Durant cette longue suite d'années, Julie vit peu Maurice Artoy. La santé de Mme Artoy, toujours chancelante, s'accommodait mal du climat de Paris. Daumier conseilla le séjour à Cannes, un premier hiver, puis un second; puis enfin, retrouvant au soleil de là-bas un peu de son cher pays, l'Espagnole accoutuma d'y vivre, son fils auprès d'elle, ne passant que quelques semaines de l'année à Paris... Ainsi Maurice fut élevé sous ce ciel radieux, dans une villa princière, servi par une troupe de valets, mais privé de compagnons de son âge et sans goût, du reste, pour aucune autre société que celle de sa mère. Il l'adorait et elle l'adorait. Les voir ensemble était un curieux et touchant spectacle; lui attentif, galant, courtisan; elle prodigue, pour lui, de l'admiration la plus passionnée. Ceux qui vécurent

à Cannes à cette époque se rappellent certainement la terrasse de la villa des Œillets, qui donne en coin écorné sur la mer, à l'ouest de la ville.

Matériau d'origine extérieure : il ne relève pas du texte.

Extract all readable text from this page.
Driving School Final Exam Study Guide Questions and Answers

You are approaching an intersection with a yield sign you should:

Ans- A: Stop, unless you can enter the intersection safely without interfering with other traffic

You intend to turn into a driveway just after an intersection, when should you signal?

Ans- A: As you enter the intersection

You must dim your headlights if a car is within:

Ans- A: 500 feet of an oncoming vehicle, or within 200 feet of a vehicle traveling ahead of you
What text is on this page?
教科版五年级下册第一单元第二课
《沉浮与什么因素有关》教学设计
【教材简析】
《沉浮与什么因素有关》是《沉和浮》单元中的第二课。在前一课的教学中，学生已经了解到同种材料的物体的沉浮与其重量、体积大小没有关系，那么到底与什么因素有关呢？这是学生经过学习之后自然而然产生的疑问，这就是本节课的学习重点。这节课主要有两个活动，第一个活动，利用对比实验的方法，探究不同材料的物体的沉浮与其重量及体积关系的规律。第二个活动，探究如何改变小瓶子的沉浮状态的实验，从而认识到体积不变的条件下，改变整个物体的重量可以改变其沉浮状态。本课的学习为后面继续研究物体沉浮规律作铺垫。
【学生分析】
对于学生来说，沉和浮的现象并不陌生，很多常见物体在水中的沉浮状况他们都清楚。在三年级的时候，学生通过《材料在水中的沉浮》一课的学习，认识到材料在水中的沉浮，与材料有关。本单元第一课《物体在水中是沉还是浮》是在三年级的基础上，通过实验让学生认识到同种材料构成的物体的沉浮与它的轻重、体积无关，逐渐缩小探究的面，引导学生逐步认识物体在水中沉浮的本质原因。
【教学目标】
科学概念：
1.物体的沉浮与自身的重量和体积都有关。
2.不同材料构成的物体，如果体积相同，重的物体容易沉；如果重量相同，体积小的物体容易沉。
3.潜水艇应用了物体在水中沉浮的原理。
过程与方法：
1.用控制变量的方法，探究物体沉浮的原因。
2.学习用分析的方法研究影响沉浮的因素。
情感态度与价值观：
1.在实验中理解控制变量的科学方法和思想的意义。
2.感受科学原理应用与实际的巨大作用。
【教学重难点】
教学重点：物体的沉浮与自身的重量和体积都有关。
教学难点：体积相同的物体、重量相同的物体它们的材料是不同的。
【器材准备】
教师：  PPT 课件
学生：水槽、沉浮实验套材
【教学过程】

Ils évoqueront, vers l'heure où le soleil d'hiver est le plus tiède, ce couple aperçu chaque jour, l'enfant et la mère, beaux tous deux, étranges tous deux... Même lorsqu'il eut grandi, déjà remarqué par les femmes, pour sa jolie figure et ses bonnes façons,—même quand il eut goûté, avec la fougue de son âge, aux lèvres tentantes qui s'offraient à lui, parmi cette société cosmopolite de Cannes, si facile!—il demeura toujours le même fils adorateur, épris de la beauté de sa mère, préférant à tous les rendez-vous une heure auprès d'elle, le front réfugié, comme un petit enfant, dans la tiédeur de son sein.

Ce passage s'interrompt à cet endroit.